The repetition of the word "perverse" perversely provokes the notion that Mirabella is a bumble bee or a sheep capable only of a few simple concepts repeated endlessly, by rote.

Actually grappling with policy and issues seems entirely beyond her and yet there's every chance she'll end up a Minister in an Abbott government. The absent lord better reappear soon to provide spiritual comfort to the hapless bureaucrats at her whim and call.

This sort of simple political pandering by The Punch is interminable, and it gives politicians, in the guise of engagement, a free kick.

Here we have the publication of a political pamphlet which could have been best left on the politician's website, safely out of reach of most readers, or given an outing in question time and reported only by the mighty Wangaratta Chronicle as the thoughts of the local member.

Ah the mighty Wang, and to think that John "Black Jack" McEwen once held the seat of Indi.
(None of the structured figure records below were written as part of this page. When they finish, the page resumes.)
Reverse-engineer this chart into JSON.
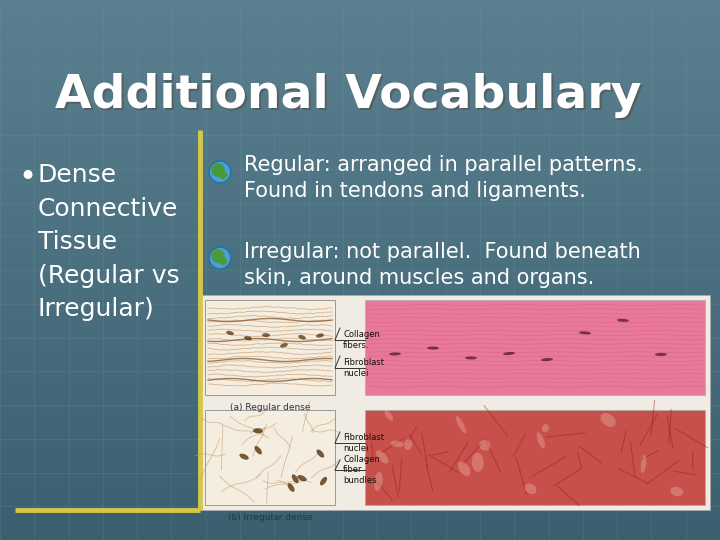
{
  "title": "Additional Vocabulary",
  "title_fontsize": 34,
  "title_color": "#FFFFFF",
  "title_shadow_color": "#555555",
  "bg_color": "#5a7f8f",
  "grid_color": "#6a8f9f",
  "bullet_text": "Dense\nConnective\nTissue\n(Regular vs\nIrregular)",
  "bullet_fontsize": 18,
  "bullet_color": "#FFFFFF",
  "divider_color": "#d4c84a",
  "point1_text": "Regular: arranged in parallel patterns.\nFound in tendons and ligaments.",
  "point2_text": "Irregular: not parallel.  Found beneath\nskin, around muscles and organs.",
  "points_fontsize": 15,
  "points_color": "#FFFFFF",
  "figsize": [
    7.2,
    5.4
  ],
  "dpi": 100
}
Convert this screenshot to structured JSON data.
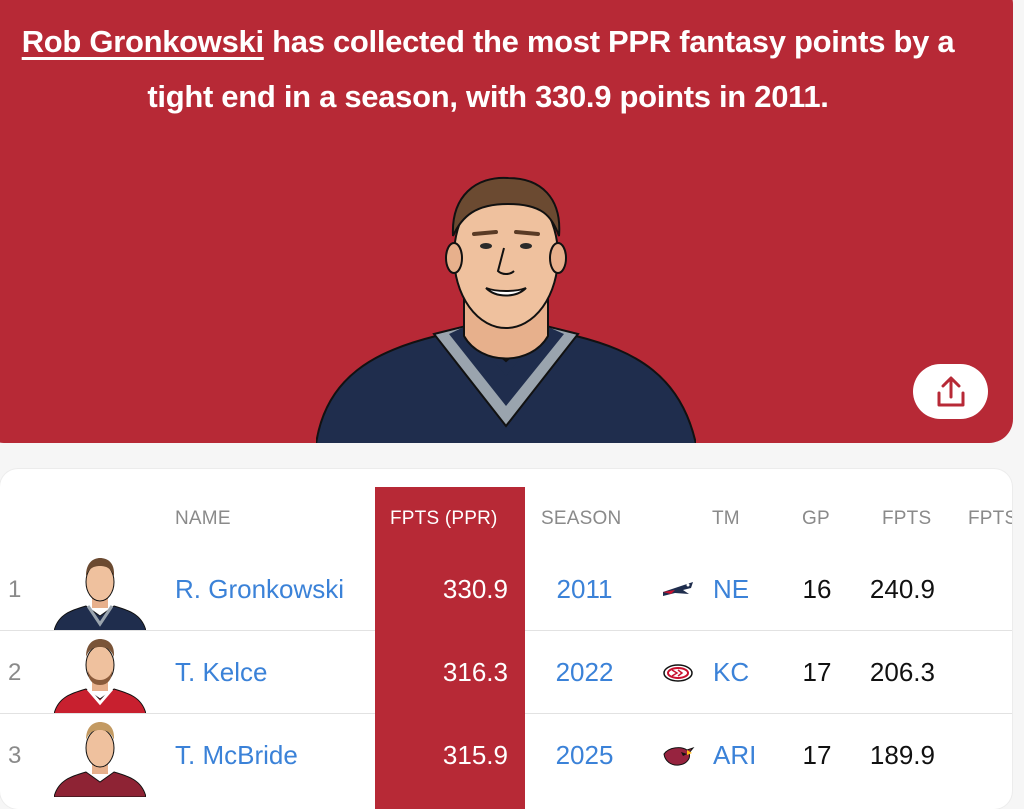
{
  "headline": {
    "player_link": "Rob Gronkowski",
    "rest": " has collected the most PPR fantasy points by a tight end in a season, with 330.9 points in 2011."
  },
  "colors": {
    "accent": "#b72936",
    "link": "#3b82d8"
  },
  "table": {
    "headers": {
      "name": "NAME",
      "fpts_ppr": "FPTS (PPR)",
      "season": "SEASON",
      "tm": "TM",
      "gp": "GP",
      "fpts": "FPTS",
      "fpts_cut": "FPTS"
    },
    "rows": [
      {
        "rank": "1",
        "name": "R. Gronkowski",
        "fpts_ppr": "330.9",
        "season": "2011",
        "team_logo": "patriots-logo",
        "tm": "NE",
        "gp": "16",
        "fpts": "240.9"
      },
      {
        "rank": "2",
        "name": "T. Kelce",
        "fpts_ppr": "316.3",
        "season": "2022",
        "team_logo": "chiefs-logo",
        "tm": "KC",
        "gp": "17",
        "fpts": "206.3"
      },
      {
        "rank": "3",
        "name": "T. McBride",
        "fpts_ppr": "315.9",
        "season": "2025",
        "team_logo": "cardinals-logo",
        "tm": "ARI",
        "gp": "17",
        "fpts": "189.9"
      }
    ]
  },
  "icons": {
    "share": "share-upload-icon"
  }
}
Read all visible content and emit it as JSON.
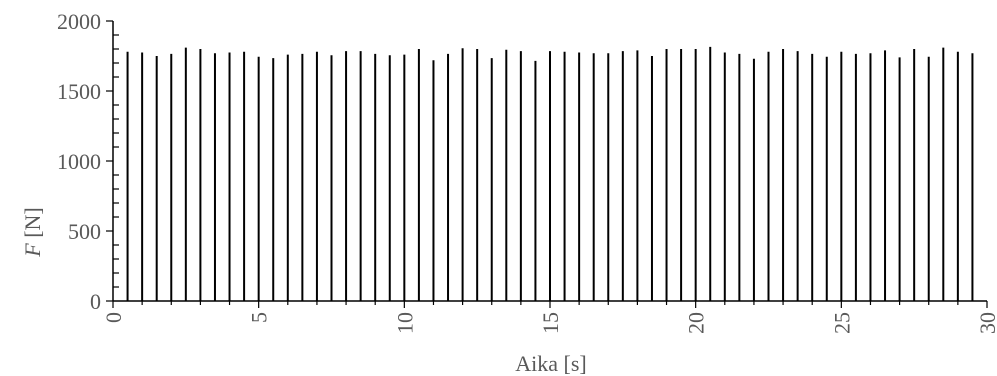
{
  "chart_data": {
    "type": "bar",
    "xlabel": "Aika [s]",
    "ylabel_var": "F",
    "ylabel_unit": " [N]",
    "xlim": [
      0,
      30
    ],
    "ylim": [
      0,
      2000
    ],
    "x_ticks": [
      0,
      5,
      10,
      15,
      20,
      25,
      30
    ],
    "x_tick_labels": [
      "0",
      "5",
      "10",
      "15",
      "20",
      "25",
      "30"
    ],
    "y_ticks": [
      0,
      500,
      1000,
      1500,
      2000
    ],
    "y_tick_labels": [
      "0",
      "500",
      "1000",
      "1500",
      "2000"
    ],
    "grid": false,
    "color": "#000000",
    "x": [
      0.5,
      1.0,
      1.5,
      2.0,
      2.5,
      3.0,
      3.5,
      4.0,
      4.5,
      5.0,
      5.5,
      6.0,
      6.5,
      7.0,
      7.5,
      8.0,
      8.5,
      9.0,
      9.5,
      10.0,
      10.5,
      11.0,
      11.5,
      12.0,
      12.5,
      13.0,
      13.5,
      14.0,
      14.5,
      15.0,
      15.5,
      16.0,
      16.5,
      17.0,
      17.5,
      18.0,
      18.5,
      19.0,
      19.5,
      20.0,
      20.5,
      21.0,
      21.5,
      22.0,
      22.5,
      23.0,
      23.5,
      24.0,
      24.5,
      25.0,
      25.5,
      26.0,
      26.5,
      27.0,
      27.5,
      28.0,
      28.5,
      29.0,
      29.5
    ],
    "values": [
      1780,
      1775,
      1750,
      1765,
      1810,
      1800,
      1770,
      1775,
      1780,
      1745,
      1735,
      1760,
      1765,
      1780,
      1755,
      1785,
      1785,
      1765,
      1755,
      1760,
      1800,
      1720,
      1765,
      1805,
      1800,
      1735,
      1795,
      1785,
      1715,
      1785,
      1780,
      1775,
      1770,
      1770,
      1785,
      1790,
      1750,
      1800,
      1800,
      1800,
      1815,
      1775,
      1765,
      1730,
      1780,
      1800,
      1785,
      1765,
      1745,
      1780,
      1765,
      1770,
      1790,
      1740,
      1800,
      1745,
      1810,
      1780,
      1770
    ]
  }
}
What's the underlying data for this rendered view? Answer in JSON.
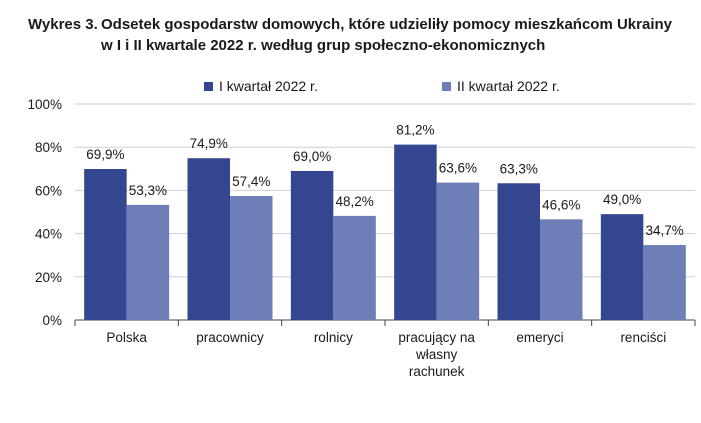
{
  "figure": {
    "prefix": "Wykres 3.",
    "title_line1": "Odsetek gospodarstw domowych, które udzieliły pomocy mieszkańcom Ukrainy",
    "title_line2": "w I i II kwartale 2022 r. według grup społeczno-ekonomicznych"
  },
  "chart_data": {
    "type": "bar",
    "categories": [
      [
        "Polska"
      ],
      [
        "pracownicy"
      ],
      [
        "rolnicy"
      ],
      [
        "pracujący na",
        "własny",
        "rachunek"
      ],
      [
        "emeryci"
      ],
      [
        "renciści"
      ]
    ],
    "series": [
      {
        "name": "I kwartał 2022 r.",
        "color": "#34468f",
        "values": [
          69.9,
          74.9,
          69.0,
          81.2,
          63.3,
          49.0
        ],
        "labels": [
          "69,9%",
          "74,9%",
          "69,0%",
          "81,2%",
          "63,3%",
          "49,0%"
        ]
      },
      {
        "name": "II kwartał 2022 r.",
        "color": "#6d7fb6",
        "values": [
          53.3,
          57.4,
          48.2,
          63.6,
          46.6,
          34.7
        ],
        "labels": [
          "53,3%",
          "57,4%",
          "48,2%",
          "63,6%",
          "46,6%",
          "34,7%"
        ]
      }
    ],
    "yticks": [
      0,
      20,
      40,
      60,
      80,
      100
    ],
    "ytick_labels": [
      "0%",
      "20%",
      "40%",
      "60%",
      "80%",
      "100%"
    ],
    "ylim": [
      0,
      100
    ],
    "grid": true,
    "legend": "top"
  }
}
A Governor General (Sir Isaac Isaacs also held the seat), a giant protectionist, and now the electorate gets the services of a gnat ...

But the real point is this. Routinely, and often on alternate days, depending which way the wind is blowing, The Punch looks like a garbage bin for media hacks spinning both the Liberal and the Labor party.

Talk about dumping which should be illegal ...

Oh sure, they get a flurry of comments at the bottom of these pieces, which always breaks down mindlessly along name-calling party lines, but at what cost to their journalistic pride and integrity?

How can anyone take their thoughts seriously when it's mingled with the addle-brained, simple-minded posturing of a Mirabella?

Never mind, speaking of simple-minded posturing, a few readers have privately expressed their concern that the pond remains deeply and perversely infatuated with the Lara Bingle bump.

And so to a confession. The pond enjoys gaming and spoofing Google images.

It's a childish thing, completely irredeemable, but if you type in the right search words, you might on a given day end up with the sort of motley collection of images sampled below - Clive Palmer draped in a lei jostling up against Bingle, the Sydney Anglicans and composer Maurice Ravel.

Now if that's not a mind fuck right up there with reading Sophie Mirabella, what is?

1 comment:

  1. i had believed for some time,perversely maybe,that close proximity to the mirabella was a health hazard mainly to older males,however this demonstration of her amazing powers over a young male is truly frightening.i think that a young woman carrying a red flag should have to walk in front of her to warn males to keep clear.